Dr. Steenblock's criticisms do indeed point to weaknesses in cryonics as currently practiced. On the other hand it is not easy or cheap to set up the sort of infrastructure he is referring to. Granted, if you did, it might greatly improve the practice and ensure much better preservation, particularly in cases like Dr. Pilgeram's where there was a long ischemic delay before the process could begin and only a crude version (straight freezing without cryoprotection) was possible. But the difficulties are formidable, due in no small part to overall apathy or hostility to the idea and the paucity of individuals who do take the idea seriously, now, and are willing to work hard to make it work (as opposed to those who say they will not be involved until it looks more workable).
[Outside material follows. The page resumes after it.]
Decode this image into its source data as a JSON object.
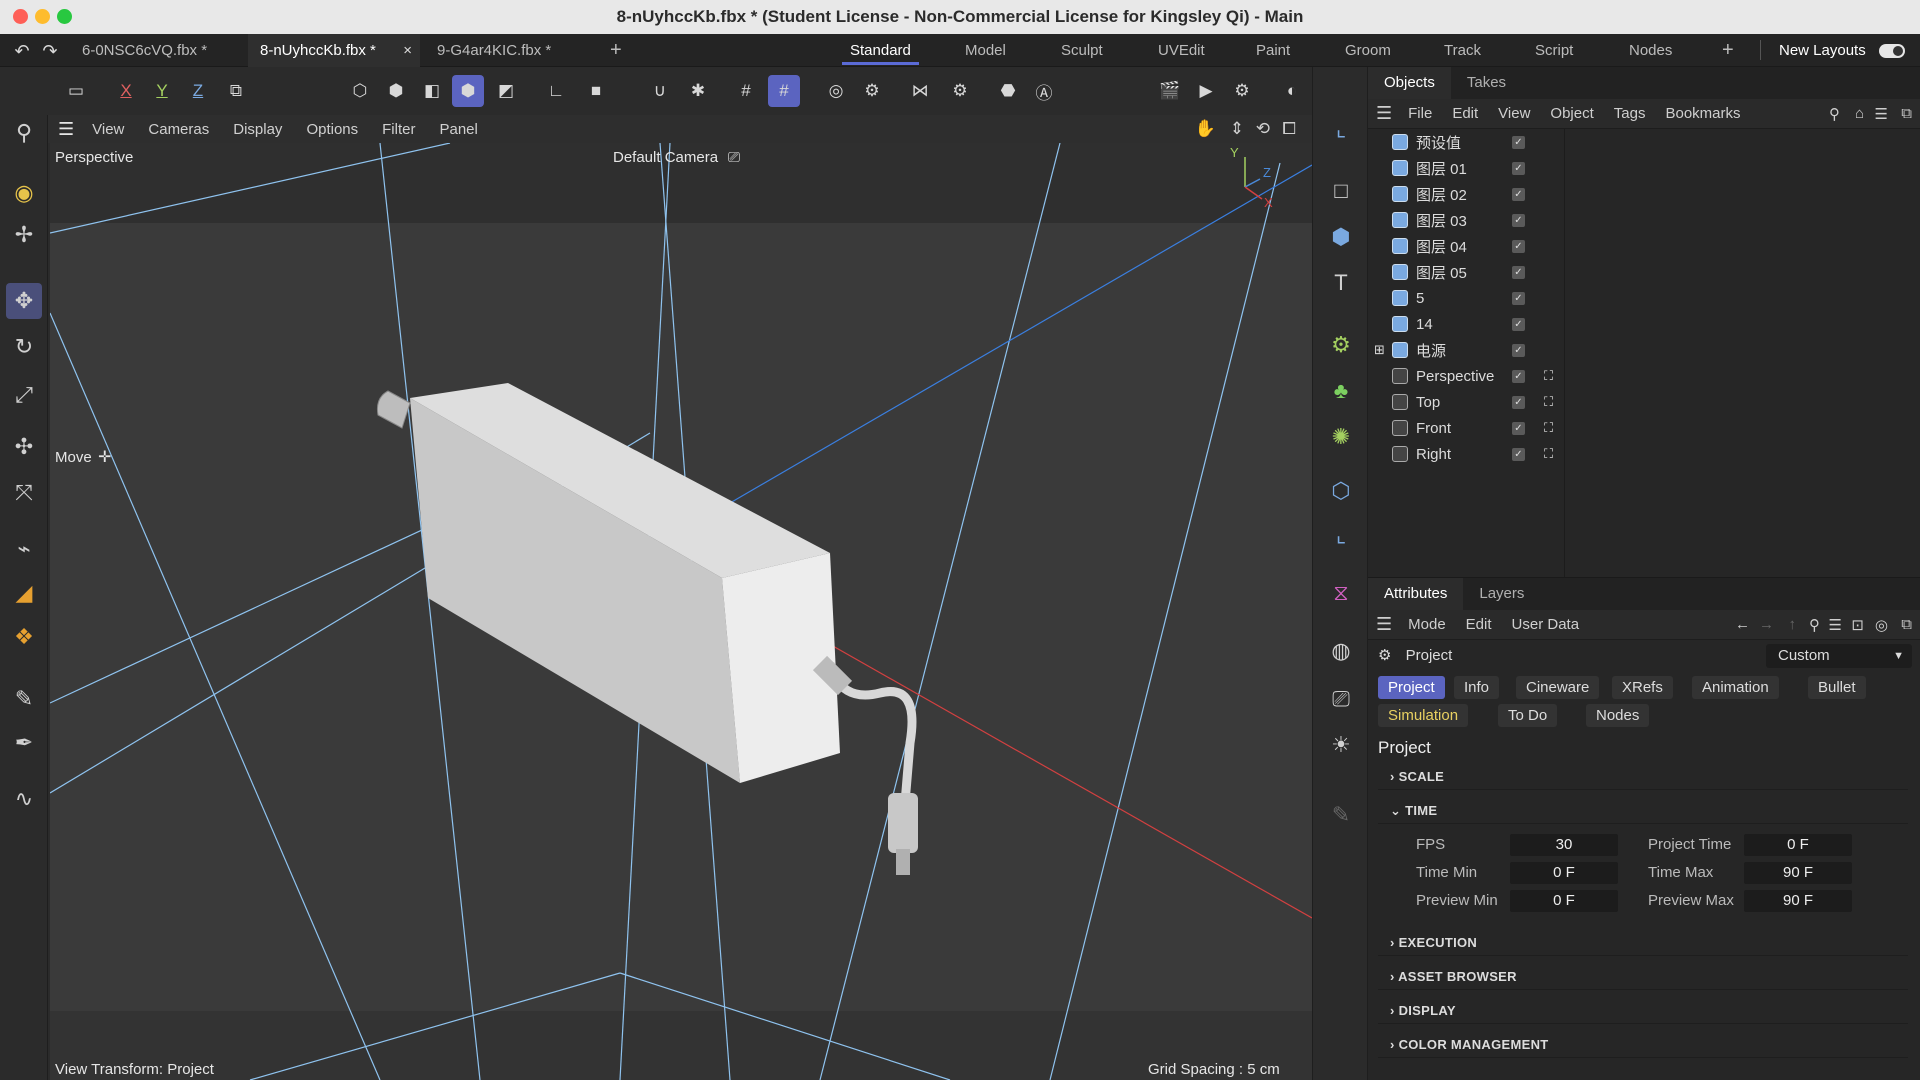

Nevertheless, I strongly favor cryonics over other options currently available, such as burial or cremation. My background is computer science and math, not cryobiology or medicine. As I see it, the biggest issue is how well identity-critical information survives in the preserved remains, in some eventually inferable form, not whether the cells might still be viable and restorable to function using presently existing methods. Information is relatively hard to erase, and low temperature is not generally a good way to do it, despite "freezing damage" of one sort or another. I look forward to mature nanotechnology capable of assembling/disassembling a wide variety of molecular structures, including cryopreserved tissue. Tissue preserved by crude methods today could be reconditioned to be in shape suitable for rewarming and restoration to function--or some other restorative approach could be used. All this would be based on recovery of information from the preserved tissue--to determine what should be there from what still is there. Much as you might restore an ancient building from its rubble, carefully analyzed.

This sort of speculation I realize is a two-edged sword, reinforcing the hopes of cryonics aficionados on one hand, but also reinforcing the dismissal of cryonics by others on grounds of being "just science fiction." Anyway, as a computer programmer I was frequently doing things that had not been done before, by suitably structuring a series of instructions. Most of the problems I worked on were solvable in a Turing sense, and it was relatively hard to come up with something that was not (though not impossible). Something of this sort of difficulty I expect to occur in the future when the resuscitation of cryonics patients is seriously considered. Most likely, these patients will, at worst, suffer from some degree of amnesia as they are resuscitated, which in turn might be at least partly remedied using records. (For this reason cryonicists are encouraged to also store "mindfiles" that record important personal experiences, dispositions, etc.) I hope that cryonics can become a better practice but making it that way requires a willingness to deal with what we have here and now.

Posted by: R. Michael Perry, Ph.D. at May 24th, 2015 12:06 PM

Maybe Alcor (and the business in general) should look into providing its members a device that will notify them when their heart stops.
There are all kinds of wearables on the marked now that continuously monitor people's activity, heart rate and what more. They also communicate with mobile devices and upload data directly to the cloud.
Technology has probably come at a far enough state now to have a bracelet or watch developed that will track where a person is and monitor basic vital signs. When the vitals stop, the bracelet could emit some sort of emergency signal through some cell carrier or whatever. The signal could go to Alcor directly and to the nearest Alcor qualified (certified?) emergency center based on the device's location. Sounds like Dr. Steenblock's clinic could become one of those qualified/certified centers.